How to Pick a Truck Driver School near Daleville Alabama
Congrats on your decision to become a truck driver and enroll in a trucking school near Daleville AL. Maybe it has always been your fantasy to hit the open highway while driving a big ole tractor trailer. Or maybe you have done some research and have found that a career as a truck driver offers good income and flexible job prospects. Regardless of what your reason is, it’s important to receive the proper training by picking the right CDL school in your area. When evaluating your options, there are a number of variables that you’ll need to consider prior to making your final selection. Location will no doubt be important, particularly if you have to commute from your Daleville home. The expense will also be important, but choosing a school based exclusively on price is not the optimal way to make sure you’ll receive the right education. Don’t forget, your goal is to master the skills and knowledge that will allow you to pass the CDL examinations and become a professional truck driver. So keeping that purpose in mind, just how do you pick a truck driving school? The answer to that question is what we are going to address in the balance of this article. But first, we are going to talk a little bit about which CDL license you will ultimately need.
Which Commercial Drivers License Will You Require?
In order to drive commercial vehicles lawfully in Alabama and within the United States, a driver must obtain a CDL (Commercial Driver’s License). The 3 license classes that a person can qualify for are Class A, Class B and Class C. Given that the topic of this article is how to pick a truck driver school near Daleville AL, we will discuss Class A and Class B licenses. What differentiates each class of CDL is the kind of vehicle that the driver can operate as well as the GVWR (Gross Vehicle Weight Rating) or GCWR (Gross Combination Weight Rating). Below are short explanations for the two classes.
Class A CDL. A Class A Commercial Drivers License is required to drive any vehicle that has a GCWR of more than 26,000 lbs., including a towed vehicle of more than 10,000 lbs. Some of the vehicles that operators may be able to drive with Class A licenses are:
- Interstate or Intrastate Tractor Trailers
- Trucks with Double or Triple Trailers
- Tanker Trucks
- Livestock Carriers
- Class B and Class C Vehicles
Class B CDL. A Class B CDL is needed to drive single vehicles having a GVWR of greater than 26,000 lbs., or a GCWR of more than 26,000 lbs. including a towed vehicle weighing up to 10,000 lbs.
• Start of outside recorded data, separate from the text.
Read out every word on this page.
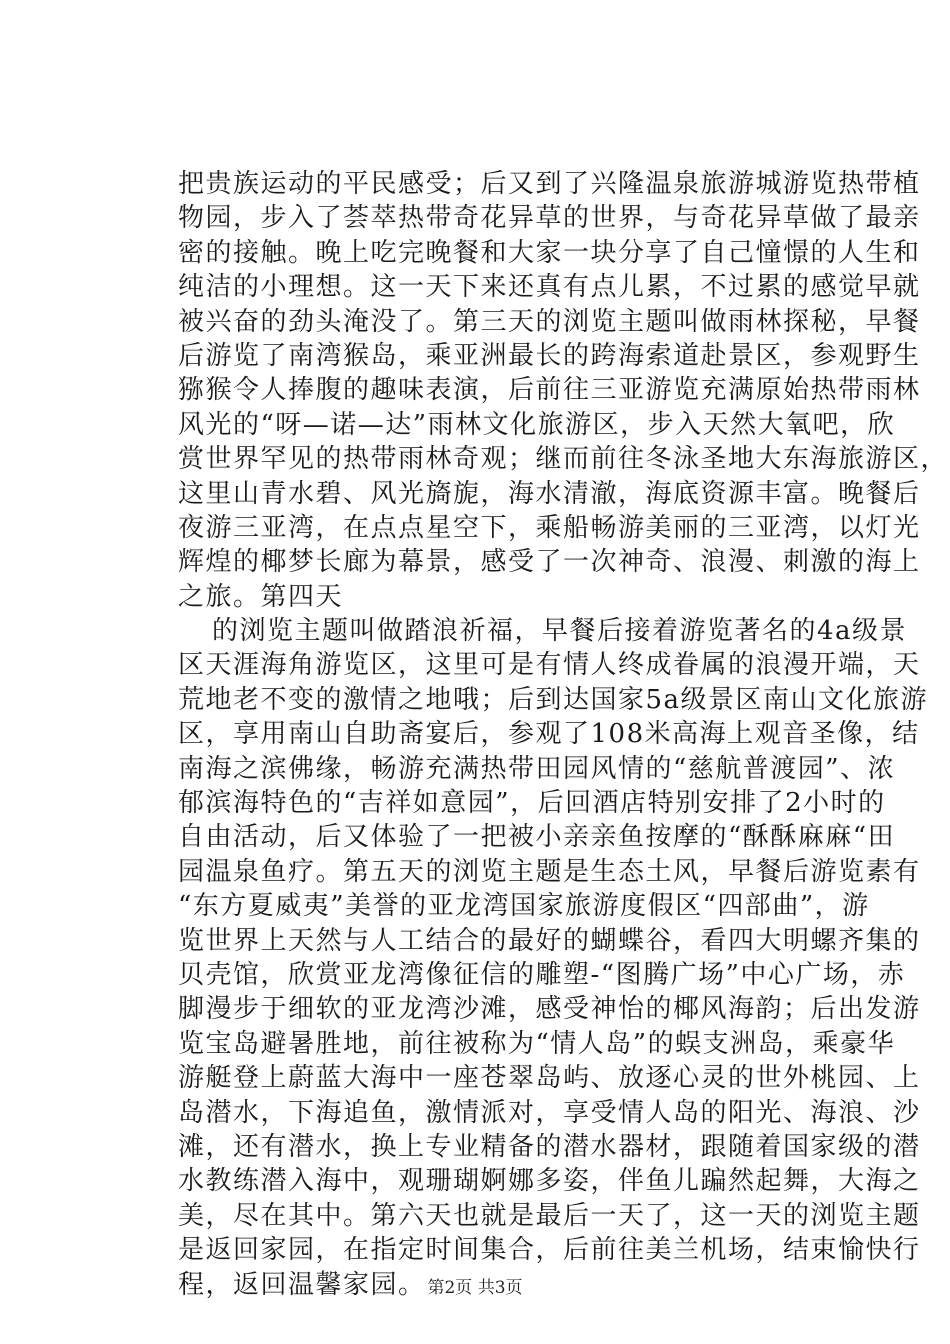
把贵族运动的平民感受；后又到了兴隆温泉旅游城游览热带植
物园，步入了荟萃热带奇花异草的世界，与奇花异草做了最亲
密的接触。晚上吃完晚餐和大家一块分享了自己憧憬的人生和
纯洁的小理想。这一天下来还真有点儿累，不过累的感觉早就
被兴奋的劲头淹没了。第三天的浏览主题叫做雨林探秘，早餐
后游览了南湾猴岛，乘亚洲最长的跨海索道赴景区，参观野生
猕猴令人捧腹的趣味表演，后前往三亚游览充满原始热带雨林
风光的“呀—诺—达”雨林文化旅游区，步入天然大氧吧，欣
赏世界罕见的热带雨林奇观；继而前往冬泳圣地大东海旅游区，
这里山青水碧、风光旖旎，海水清澈，海底资源丰富。晚餐后
夜游三亚湾，在点点星空下，乘船畅游美丽的三亚湾，以灯光
辉煌的椰梦长廊为幕景，感受了一次神奇、浪漫、刺激的海上
之旅。第四天
的浏览主题叫做踏浪祈福，早餐后接着游览著名的4a级景
区天涯海角游览区，这里可是有情人终成眷属的浪漫开端，天
荒地老不变的激情之地哦；后到达国家5a级景区南山文化旅游
区，享用南山自助斋宴后，参观了108米高海上观音圣像，结
南海之滨佛缘，畅游充满热带田园风情的“慈航普渡园”、浓
郁滨海特色的“吉祥如意园”，后回酒店特别安排了2小时的
自由活动，后又体验了一把被小亲亲鱼按摩的“酥酥麻麻“田
园温泉鱼疗。第五天的浏览主题是生态土风，早餐后游览素有
“东方夏威夷”美誉的亚龙湾国家旅游度假区“四部曲”，游
览世界上天然与人工结合的最好的蝴蝶谷，看四大明螺齐集的
贝壳馆，欣赏亚龙湾像征信的雕塑-“图腾广场”中心广场，赤
脚漫步于细软的亚龙湾沙滩，感受神怡的椰风海韵；后出发游
览宝岛避暑胜地，前往被称为“情人岛”的蜈支洲岛，乘豪华
游艇登上蔚蓝大海中一座苍翠岛屿、放逐心灵的世外桃园、上
岛潜水，下海追鱼，激情派对，享受情人岛的阳光、海浪、沙
滩，还有潜水，换上专业精备的潜水器材，跟随着国家级的潜
水教练潜入海中，观珊瑚婀娜多姿，伴鱼儿蹁然起舞，大海之
美，尽在其中。第六天也就是最后一天了，这一天的浏览主题
是返回家园，在指定时间集合，后前往美兰机场，结束愉快行
程，返回温馨家园。 第2页 共3页
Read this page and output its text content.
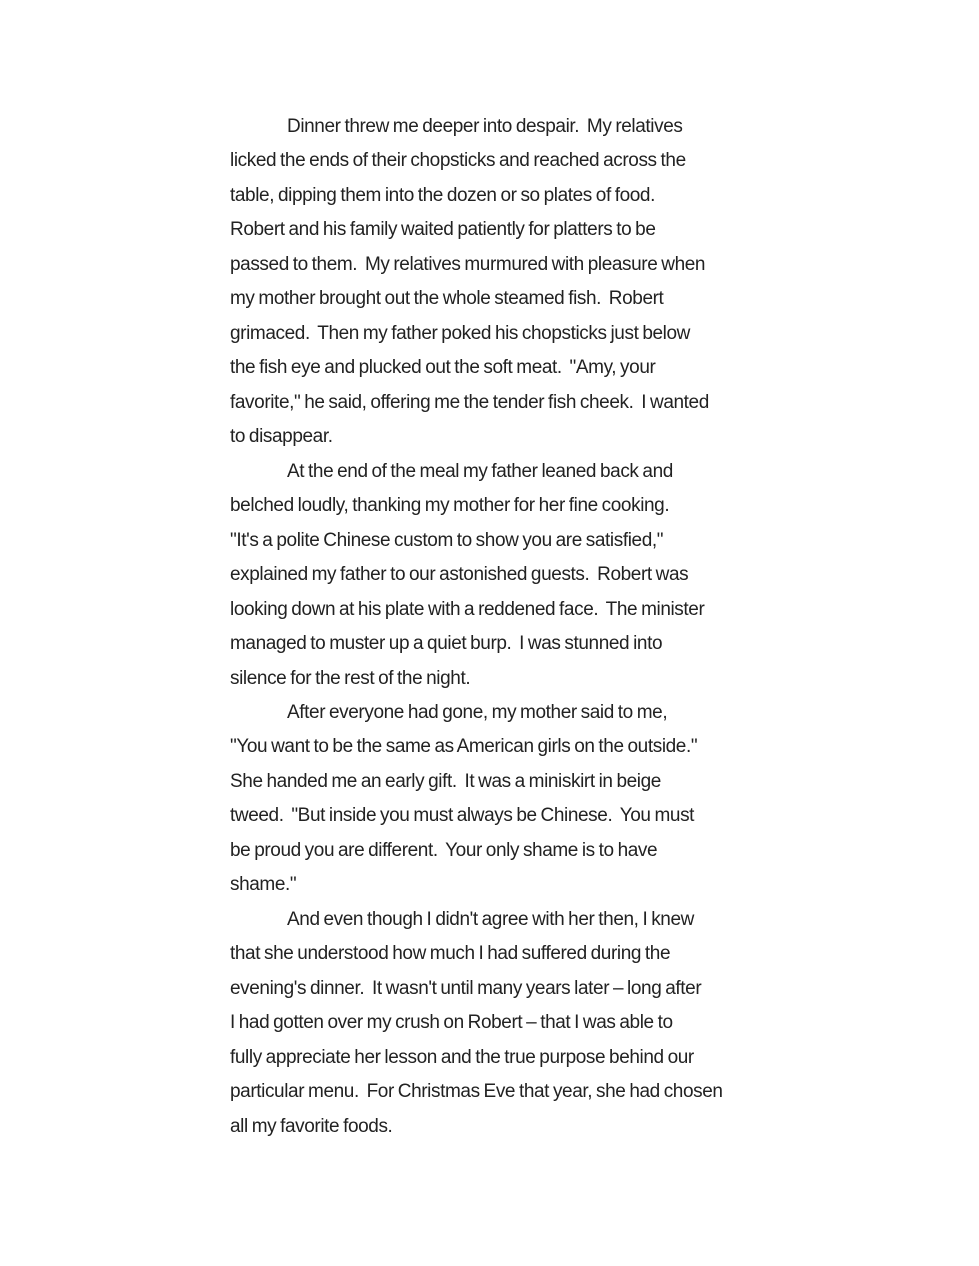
Dinner threw me deeper into despair.  My relatives
licked the ends of their chopsticks and reached across the
table, dipping them into the dozen or so plates of food.
Robert and his family waited patiently for platters to be
passed to them.  My relatives murmured with pleasure when
my mother brought out the whole steamed fish.  Robert
grimaced.  Then my father poked his chopsticks just below
the fish eye and plucked out the soft meat.  "Amy, your
favorite," he said, offering me the tender fish cheek.  I wanted
to disappear.
At the end of the meal my father leaned back and
belched loudly, thanking my mother for her fine cooking.
"It's a polite Chinese custom to show you are satisfied,"
explained my father to our astonished guests.  Robert was
looking down at his plate with a reddened face.  The minister
managed to muster up a quiet burp.  I was stunned into
silence for the rest of the night.
After everyone had gone, my mother said to me,
"You want to be the same as American girls on the outside."
She handed me an early gift.  It was a miniskirt in beige
tweed.  "But inside you must always be Chinese.  You must
be proud you are different.  Your only shame is to have
shame."
And even though I didn't agree with her then, I knew
that she understood how much I had suffered during the
evening's dinner.  It wasn't until many years later – long after
I had gotten over my crush on Robert – that I was able to
fully appreciate her lesson and the true purpose behind our
particular menu.  For Christmas Eve that year, she had chosen
all my favorite foods.
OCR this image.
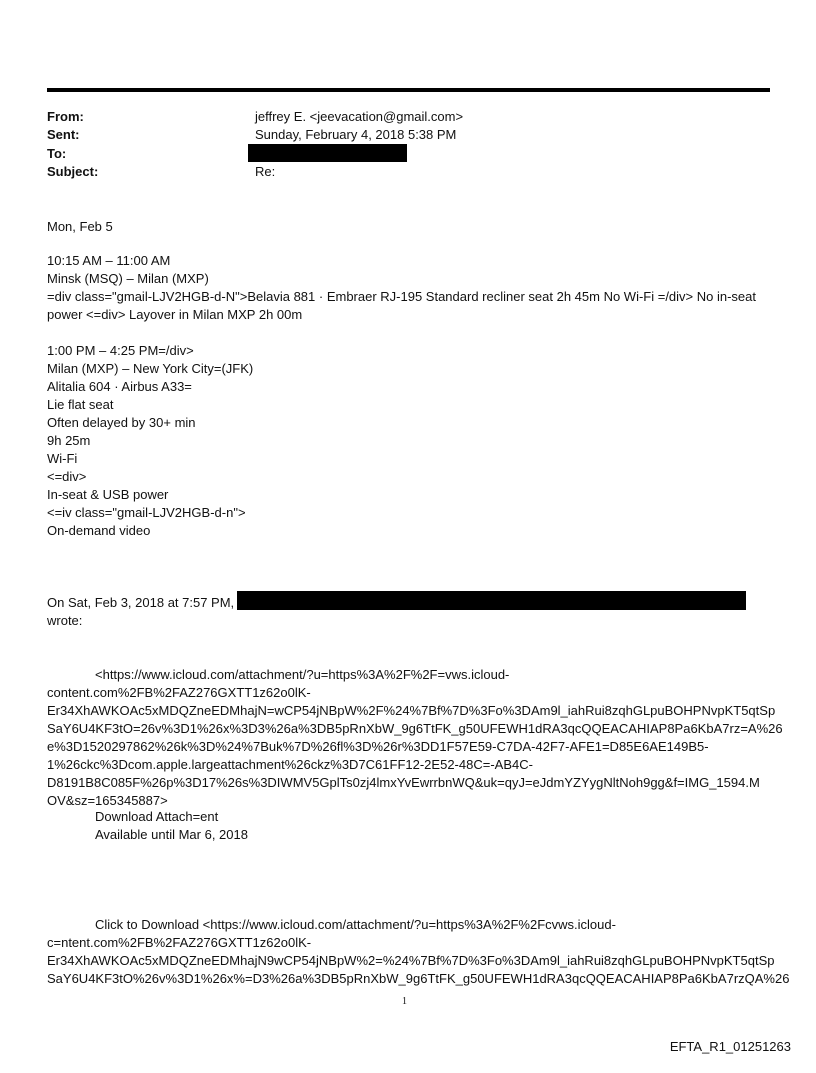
From:	jeffrey E. <jeevacation@gmail.com>
Sent:	Sunday, February 4, 2018 5:38 PM
To:
Subject:	Re:
Mon, Feb 5
10:15 AM – 11:00 AM
Minsk (MSQ) – Milan (MXP)
=div class="gmail-LJV2HGB-d-N">Belavia 881 · Embraer RJ-195 Standard recliner seat 2h 45m No Wi-Fi =/div> No in-seat
power <=div> Layover in Milan MXP 2h 00m
1:00 PM – 4:25 PM=/div>
Milan (MXP) – New York City=(JFK)
Alitalia 604 · Airbus A33=
Lie flat seat
Often delayed by 30+ min
9h 25m
Wi-Fi
<=div>
In-seat & USB power
<=iv class="gmail-LJV2HGB-d-n">
On-demand video
On Sat, Feb 3, 2018 at 7:57 PM,
wrote:
<https://www.icloud.com/attachment/?u=https%3A%2F%2F=vws.icloud-
content.com%2FB%2FAZ276GXTT1z62o0lK-
Er34XhAWKOAc5xMDQZneEDMhajN=wCP54jNBpW%2F%24%7Bf%7D%3Fo%3DAm9l_iahRui8zqhGLpuBOHPNvpKT5qtSp
SaY6U4KF3tO=26v%3D1%26x%3D3%26a%3DB5pRnXbW_9g6TtFK_g50UFEWH1dRA3qcQQEACAHIAP8Pa6KbA7rz=A%26
e%3D1520297862%26k%3D%24%7Buk%7D%26fl%3D%26r%3DD1F57E59-C7DA-42F7-AFE1=D85E6AE149B5-
1%26ckc%3Dcom.apple.largeattachment%26ckz%3D7C61FF12-2E52-48C=-AB4C-
D8191B8C085F%26p%3D17%26s%3DIWMV5GplTs0zj4lmxYvEwrrbnWQ&uk=qyJ=eJdmYZYygNltNoh9gg&f=IMG_1594.M
OV&sz=165345887>
Download Attach=ent
Available until Mar 6, 2018
Click to Download <https://www.icloud.com/attachment/?u=https%3A%2F%2Fcvws.icloud-
c=ntent.com%2FB%2FAZ276GXTT1z62o0lK-
Er34XhAWKOAc5xMDQZneEDMhajN9wCP54jNBpW%2=%24%7Bf%7D%3Fo%3DAm9l_iahRui8zqhGLpuBOHPNvpKT5qtSp
SaY6U4KF3tO%26v%3D1%26x%=D3%26a%3DB5pRnXbW_9g6TtFK_g50UFEWH1dRA3qcQQEACAHIAP8Pa6KbA7rzQA%26
1
EFTA_R1_01251263
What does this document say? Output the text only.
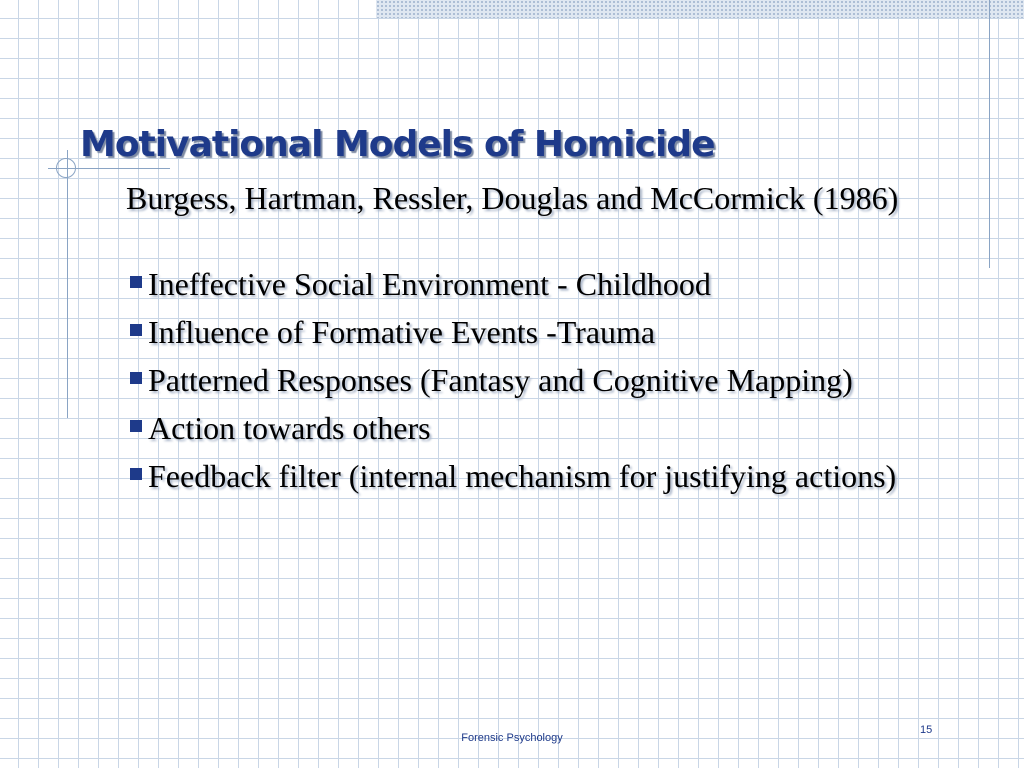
Motivational Models of Homicide

Burgess, Hartman, Ressler, Douglas and McCormick (1986)

Ineffective Social Environment - Childhood
Influence of Formative Events -Trauma
Patterned Responses (Fantasy and Cognitive Mapping)
Action towards others
Feedback filter (internal mechanism for justifying actions)
Forensic Psychology
15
A few of the vehicles that operators may be qualified to drive with Class B licenses are:
- Tractor Trailers
- Dump Trucks
- Cement Mixers
- Large Buses
- Class C Vehicles
Both Class A and Class B CDLs might also require endorsements to operate specific kinds of vehicles, for example school or passenger buses. And a Class A licensee, with the proper needed endorsements, may drive any vehicle that a Class B licensee is qualified to operate.
How to Research a Truck Driving School
As soon as you have determined which CDL you wish to pursue, you can begin the undertaking of assessing the Daleville AL truck driving schools that you are looking at. As already discussed, cost and location will undoubtedly be your primary considerations. But it can’t be emphasized enough that they must not be your sole concerns. Other variables, such as the experience of the instructors or the reputations of the schools are equally if not more important. So following are some more factors that you need to research while carrying out your due diligence prior to enrolling in, and especially paying for, your truck driving training.
Are the Schools Certified or Accredited ? Very few Daleville AL trucking schools are accredited because of the demanding process and cost to the schools. On the other hand, certification is more prevalent and is offered by the Professional Truck Driver Institute (PTDI). A school is not required to become certified, but there are certain advantages. Potential students know that the training will be of the highest caliber, and that they will get plenty of driving time. As an example, PTDI calls for 44 hours of actual driving time, not ride-alongs or simulations. So if a school’s program is certified (the program, not the school is certified), students know that the curriculum and training will fulfill the very high benchmarks set by PTDI.
How Long in Business? One indicator to help determine the quality of a truck driver school is how long it has been in operation. A poorly reviewed or a fly by night school usually will not stay in business very long, so longevity is a plus. On the other hand, even the top Daleville AL schools had to start from their first day of training, so consider it as one of multiple qualifiers. You can also learn what the school’s track record is regarding successful licensing and job placement of its graduating students. If a school won’t supply those numbers, search elsewhere. The schools should additionally have relationships with regional and national trucking companies. Having a large number of contacts not only affirms a superior reputation within the profession, but also boosts their job assistance program for students. It also wouldn’t be a bad idea to contact the Alabama licensing authority to verify that the CDL trucking schools you are researching are in good standing.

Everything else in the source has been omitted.